While it would be nice to be able to respond calmly and rationally at all moments, when your child is in danger (even if it's perceived danger), it's hard. And I think it's probably good for the other child to experience the real fear that you are feeling. The couple of times my kids did things that were really dangerous (dashing across a busy parking lot type things), it was the words that stopped them, but the emotion in my voice during and after. Luckily, my kids are old enough now that they've got the foresight, and they're generally cautious kids to be begin with. So, I've got a few years of respite before the teenage years hit and I have to fear for the judgment and safety again.
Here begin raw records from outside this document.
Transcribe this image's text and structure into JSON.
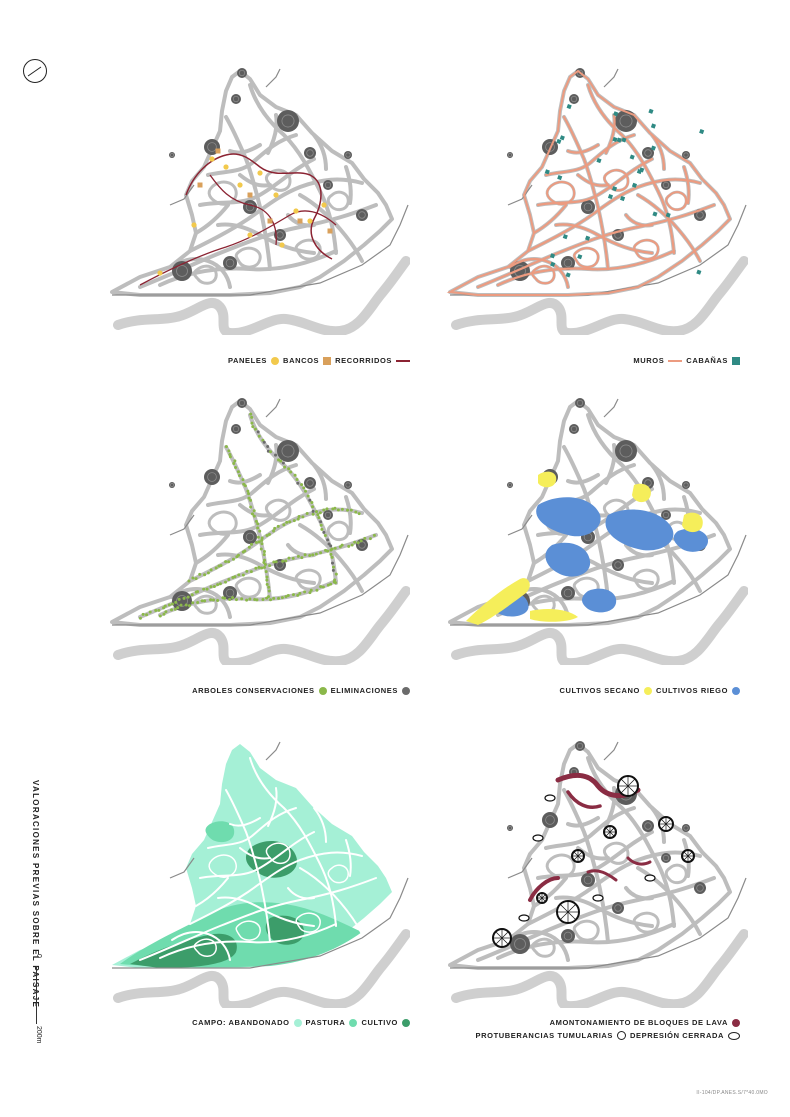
{
  "sheet_title": "VALORACIONES PREVIAS SOBRE EL PAISAJE",
  "scale": {
    "zero": "0",
    "max": "200m"
  },
  "footer": "II-104/DP.ANES.S/7*40.0MO",
  "colors": {
    "base": "#bdbdbd",
    "road": "#8a8a8a",
    "crater": "#5d5d5d",
    "water": "#cfcfcf",
    "panel": "#f2c94c",
    "bench": "#d9a05b",
    "route": "#8b2332",
    "wall": "#ec9b80",
    "cabin": "#2f8a84",
    "tree_keep": "#8bb84a",
    "tree_remove": "#6b6b6b",
    "dry": "#f5ee5a",
    "irrigated": "#5b8fd6",
    "abandoned": "#a5f0d6",
    "pasture": "#6fdcae",
    "cultivated": "#3c9d6a",
    "lava": "#8a2c43"
  },
  "panels": [
    {
      "id": "equipment",
      "legend": [
        {
          "label": "PANELES",
          "swatch": "round",
          "color": "#f2c94c"
        },
        {
          "label": "BANCOS",
          "swatch": "square",
          "color": "#d9a05b"
        },
        {
          "label": "RECORRIDOS",
          "swatch": "line",
          "color": "#8b2332"
        }
      ]
    },
    {
      "id": "walls",
      "legend": [
        {
          "label": "MUROS",
          "swatch": "line",
          "color": "#ec9b80"
        },
        {
          "label": "CABAÑAS",
          "swatch": "square",
          "color": "#2f8a84"
        }
      ]
    },
    {
      "id": "trees",
      "legend": [
        {
          "label": "ARBOLES CONSERVACIONES",
          "swatch": "round",
          "color": "#8bb84a"
        },
        {
          "label": "ELIMINACIONES",
          "swatch": "round",
          "color": "#6b6b6b"
        }
      ]
    },
    {
      "id": "crops",
      "legend": [
        {
          "label": "CULTIVOS SECANO",
          "swatch": "round",
          "color": "#f5ee5a"
        },
        {
          "label": "CULTIVOS RIEGO",
          "swatch": "round",
          "color": "#5b8fd6"
        }
      ]
    },
    {
      "id": "fields",
      "legend": [
        {
          "label": "CAMPO: ABANDONADO",
          "swatch": "round",
          "color": "#a5f0d6"
        },
        {
          "label": "PASTURA",
          "swatch": "round",
          "color": "#6fdcae"
        },
        {
          "label": "CULTIVO",
          "swatch": "round",
          "color": "#3c9d6a"
        }
      ]
    },
    {
      "id": "geology",
      "legend": [
        {
          "label": "AMONTONAMIENTO DE BLOQUES DE LAVA",
          "swatch": "round",
          "color": "#8a2c43"
        }
      ],
      "legend2": [
        {
          "label": "PROTUBERANCIAS TUMULARIAS",
          "swatch": "ring",
          "color": "#222222"
        },
        {
          "label": "DEPRESIÓN CERRADA",
          "swatch": "oval",
          "color": "#ffffff"
        }
      ]
    }
  ]
}
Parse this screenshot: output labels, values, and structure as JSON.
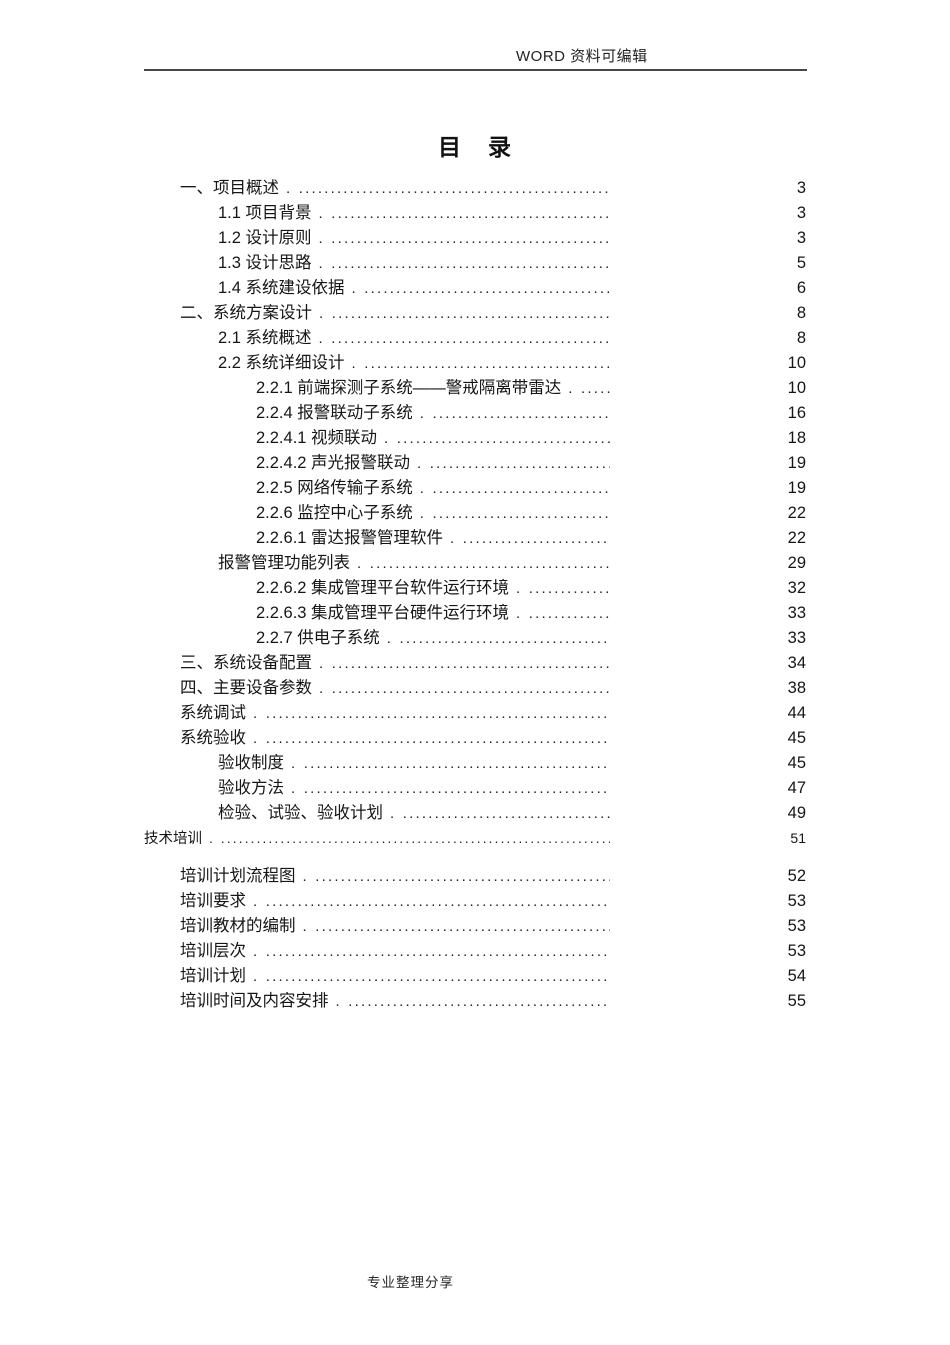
{
  "header": {
    "label": "WORD 资料可编辑"
  },
  "document": {
    "title": "目　录"
  },
  "toc": {
    "items": [
      {
        "level": 1,
        "label": "一、项目概述",
        "page": "3"
      },
      {
        "level": 2,
        "label": "1.1 项目背景",
        "page": "3"
      },
      {
        "level": 2,
        "label": "1.2 设计原则",
        "page": "3"
      },
      {
        "level": 2,
        "label": "1.3 设计思路",
        "page": "5"
      },
      {
        "level": 2,
        "label": "1.4 系统建设依据",
        "page": "6"
      },
      {
        "level": 1,
        "label": "二、系统方案设计",
        "page": "8"
      },
      {
        "level": 2,
        "label": "2.1 系统概述",
        "page": "8"
      },
      {
        "level": 2,
        "label": "2.2 系统详细设计",
        "page": "10"
      },
      {
        "level": 3,
        "label": "2.2.1 前端探测子系统——警戒隔离带雷达",
        "page": "10"
      },
      {
        "level": 3,
        "label": "2.2.4 报警联动子系统",
        "page": "16"
      },
      {
        "level": 3,
        "label": "2.2.4.1 视频联动",
        "page": "18"
      },
      {
        "level": 3,
        "label": "2.2.4.2 声光报警联动",
        "page": "19"
      },
      {
        "level": 3,
        "label": "2.2.5 网络传输子系统",
        "page": "19"
      },
      {
        "level": 3,
        "label": "2.2.6 监控中心子系统",
        "page": "22"
      },
      {
        "level": 3,
        "label": "2.2.6.1 雷达报警管理软件",
        "page": "22"
      },
      {
        "level": 2,
        "label": "报警管理功能列表",
        "page": "29"
      },
      {
        "level": 3,
        "label": "2.2.6.2 集成管理平台软件运行环境",
        "page": "32"
      },
      {
        "level": 3,
        "label": "2.2.6.3 集成管理平台硬件运行环境",
        "page": "33"
      },
      {
        "level": 3,
        "label": "2.2.7 供电子系统",
        "page": "33"
      },
      {
        "level": 1,
        "label": "三、系统设备配置",
        "page": "34"
      },
      {
        "level": 1,
        "label": "四、主要设备参数",
        "page": "38"
      },
      {
        "level": 1,
        "label": "系统调试",
        "page": "44"
      },
      {
        "level": 1,
        "label": "系统验收",
        "page": "45"
      },
      {
        "level": 2,
        "label": "验收制度",
        "page": "45"
      },
      {
        "level": 2,
        "label": "验收方法",
        "page": "47"
      },
      {
        "level": 2,
        "label": "检验、试验、验收计划",
        "page": "49"
      },
      {
        "level": 0,
        "label": "技术培训",
        "page": "51",
        "small": true,
        "gap_after": true
      },
      {
        "level": 1,
        "label": "培训计划流程图",
        "page": "52"
      },
      {
        "level": 1,
        "label": "培训要求",
        "page": "53"
      },
      {
        "level": 1,
        "label": "培训教材的编制",
        "page": "53"
      },
      {
        "level": 1,
        "label": "培训层次",
        "page": "53"
      },
      {
        "level": 1,
        "label": "培训计划",
        "page": "54"
      },
      {
        "level": 1,
        "label": "培训时间及内容安排",
        "page": "55"
      }
    ]
  },
  "footer": {
    "label": "专业整理分享"
  }
}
I'm sure that emotion will come back into my voice if they do something unsafe, and I won't feel bad about it.

post #80 of 95

I'm surprised at how this thread has gone.  I would have thought there'd be a bunch of btdt stories.  I wonder if the lack of them really means that we mama bears are in the minority.   


Anyhow, here's my story:  When Milo was probably about a year and a half old we were playing with some friends in an indoor play area in a mall.  I was standing about a foot and a half away from him, but I was talking to a mom who was sitting several feet away from me, so I wasn't just looking straight at him, but back and forth between him and my friend.  I looked down at one point and saw what seemed to be a sweet little girl (I'm sure she was, mostly), 3 or possibly 4 yrs old, sweetly patting him on the head, looked up to my friend, and then when I looked down again, she had four of his fingers in her mouth and she was biting down as hard as she could, like with head shaking from exertion.  OMG!  I felt like I had been kicked in the stomach.  He was my first child and this was the first time anything *bad* had happened to him, and certainly the first time he'd been purposely hurt by another person.  I just reacted, did not think about it at all, and had I thought about it, I'm sure I would have behaved differently.  But I physically did *something* to that little girl.  I moved her with force, though I'm not sure if I pushed her or kind of threw her away from him.  And I swear, I think I roared.  There was probably only a 3 second period that I really was out of control but I truly don't remember what I actually did and the idea of that has always freaked me out (this was probably 5 1/2 years ago now).  The little girl wasn't hurt, thank goodness.  But I bet she was kinda stunned by it.  And, as a previous posted said, I think maybe it was a good thing to show that girl what my visceral reaction was.  My guess is that she had been told many times not to, and probably yelled at and punished and maybe even hit, over biting, but there was something very honest and immediate about my reaction that I'm sure she didn't miss.  My reaction wasn't punishing or mean or belittling of her, but it did make clear how her biting made me feel.  So who knows, maybe it gave her a reason not to keep biting or maybe it didn't.  But I think it was okay in the end. 


The good news is...  I haven't done anything like that since.  It has not been a pattern, at all.  There was a post here somewhere where someone seemed to be assuming that you are just a screamer or something, like it's a habit and you reacted that way because yelling is your habit.  But I don't think that's what your reaction was about at all.  I am not generally a roarer, in fact I believe that was the only occasion in my life where I roared and I never push little kids around.  The whole thing felt so much more chemical than that -- like I had a hormonal response, not an "oh, I'm feeling b*tchy bc I'm a woman" kind of hormonal, but a good honest to goodness chemical reaction.  I suppose it was probably a good spurt of adrenaline that caused it.  And I bet that was the case for you.  I really don't think you should beat yourself up about it.  I was pretty horrified bc I actually touched the little girl, but the kid you're talking about is not going to be hurt by your yelling.  If anything, it could be helpful.  Why on earth would a five year old think he'd get away with that sort of behavior in front of the parents of the kid he was being mean to???  Crazy!  He may have needed a little dose of reality.